Wednesday, January 4, 2012

The Red Danube

Angela Lansbury's movies started tonight at 8:00 PM, but they continue into tomorrow morning. The last of them for this week is The Red Danube, airing at 9:00 AM tomorrow.

Lansbury plays Audrey Quail, an adjutant to British colonel Hooky Nicobar (Walter Pidgeon). Hooky is stationed in the British sector of Vienna back in those days not long after World War II when Austria and Vienna were occupied by the four victorious powers from World War II (you'll probably remember this from The Third Man). As with Berlin, people were trying to make their way from one sector to another in Vienna, in that they wanted to get away from one country or another. Part of the job of the various militaries was to repatriate people back to countries they originally came from, as there were a lot of refugees in the early postwar years.

However, there weren't only refugees, there were people who didn't want to go back to their original countries, especially not the Soviet Union. It's Hooky's job to return them, which in this case means ballerina Olga Alexandrova (Janet Leigh). She's got some people on her side, however, in the form of Mother Auxilia (Ethel Barrymore), a nun who leads a convent and tries to hide escapees when she can; and British major Twingo McPhinister (Peter Lawford). He doesn't see why Soviets should be forcibly repatriated assuming they don't want to go -- and while trying to convince Hooky of this, he falls in love with Olga.

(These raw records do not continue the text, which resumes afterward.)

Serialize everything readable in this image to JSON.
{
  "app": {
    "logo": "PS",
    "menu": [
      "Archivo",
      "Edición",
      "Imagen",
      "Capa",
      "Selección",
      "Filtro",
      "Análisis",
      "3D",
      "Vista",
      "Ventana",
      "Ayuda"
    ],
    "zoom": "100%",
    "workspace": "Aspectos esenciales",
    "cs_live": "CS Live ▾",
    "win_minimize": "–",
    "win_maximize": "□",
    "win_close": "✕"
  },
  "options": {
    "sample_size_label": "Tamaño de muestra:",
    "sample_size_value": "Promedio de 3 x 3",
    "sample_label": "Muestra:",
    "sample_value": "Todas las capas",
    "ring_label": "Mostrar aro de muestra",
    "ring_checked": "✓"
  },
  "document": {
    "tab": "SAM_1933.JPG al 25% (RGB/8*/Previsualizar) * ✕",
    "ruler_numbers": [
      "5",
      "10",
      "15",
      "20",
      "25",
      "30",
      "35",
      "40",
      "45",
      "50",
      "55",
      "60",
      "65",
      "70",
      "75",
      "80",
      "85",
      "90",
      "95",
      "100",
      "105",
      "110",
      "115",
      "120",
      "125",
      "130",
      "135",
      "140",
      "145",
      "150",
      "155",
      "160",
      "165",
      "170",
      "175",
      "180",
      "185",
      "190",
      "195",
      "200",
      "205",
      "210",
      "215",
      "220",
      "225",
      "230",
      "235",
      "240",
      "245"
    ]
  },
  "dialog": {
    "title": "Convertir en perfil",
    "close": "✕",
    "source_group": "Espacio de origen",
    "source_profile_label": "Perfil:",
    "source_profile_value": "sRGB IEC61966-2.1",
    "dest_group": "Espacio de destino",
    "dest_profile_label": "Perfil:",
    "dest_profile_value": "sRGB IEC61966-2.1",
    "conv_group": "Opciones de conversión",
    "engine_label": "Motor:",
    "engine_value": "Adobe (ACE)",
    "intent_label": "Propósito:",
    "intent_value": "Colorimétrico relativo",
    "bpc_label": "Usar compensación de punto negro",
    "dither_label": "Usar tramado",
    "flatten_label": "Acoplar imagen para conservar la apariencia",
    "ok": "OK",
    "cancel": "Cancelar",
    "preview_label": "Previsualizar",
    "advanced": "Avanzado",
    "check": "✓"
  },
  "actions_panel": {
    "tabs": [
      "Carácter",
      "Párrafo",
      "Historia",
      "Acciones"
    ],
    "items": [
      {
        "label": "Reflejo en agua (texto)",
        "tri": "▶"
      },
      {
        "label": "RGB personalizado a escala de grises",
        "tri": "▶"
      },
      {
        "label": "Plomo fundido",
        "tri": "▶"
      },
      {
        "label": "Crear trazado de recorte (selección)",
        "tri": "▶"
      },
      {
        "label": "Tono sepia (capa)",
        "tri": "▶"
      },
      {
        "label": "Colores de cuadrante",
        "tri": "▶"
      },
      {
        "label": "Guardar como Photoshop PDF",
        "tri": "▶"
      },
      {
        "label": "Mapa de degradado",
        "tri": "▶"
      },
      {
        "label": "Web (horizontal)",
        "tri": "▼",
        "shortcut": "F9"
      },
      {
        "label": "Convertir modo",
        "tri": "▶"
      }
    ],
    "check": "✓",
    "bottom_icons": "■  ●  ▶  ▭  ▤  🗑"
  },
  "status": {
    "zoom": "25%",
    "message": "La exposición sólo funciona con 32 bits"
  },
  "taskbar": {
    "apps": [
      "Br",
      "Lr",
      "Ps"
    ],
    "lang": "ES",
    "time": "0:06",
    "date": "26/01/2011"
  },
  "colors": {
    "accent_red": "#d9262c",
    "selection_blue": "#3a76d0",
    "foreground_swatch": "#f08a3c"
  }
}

The political situation is in some ways the main part of the story, at least in how it drives the story line of Leigh's character. But there's also the subplot of Lawford's relationship with her, and a second subplot of Pidgeon's loss of faith (he lost his son in the war) and his journey to find it again, helped enormously by Barrymore's Mother Auxilia, who is one of those characters who just won't take "no" for an answer. The movie is quite good at times, showing for example the horrible fate awaiting people who would be repatriated to the Soviet Union. It doesn't do this as well as movies like The Third Man or The Big Lift show the bad life faced by people living in postwar Vienna and Berlin respectively, although it looks like The Red Danube doesn't have nearly as extensive the location shooting that either of the other two movies did. On the other hand, The Red Danube also effectively shows the difficult situation that Western military officials were in when having to deal with the Soviets. By the time of this movie, Berlin had already been blockaded, so the consequences of non-cooperatoin with the Soviets were fairly obvious. (As an aside, the occupation of Austria didn't end until 1955.) On the bad side, the movie has an ending that seems a little too pat.

The Red Danube hasn't gotten a DVD release, which is a bit of a surprise.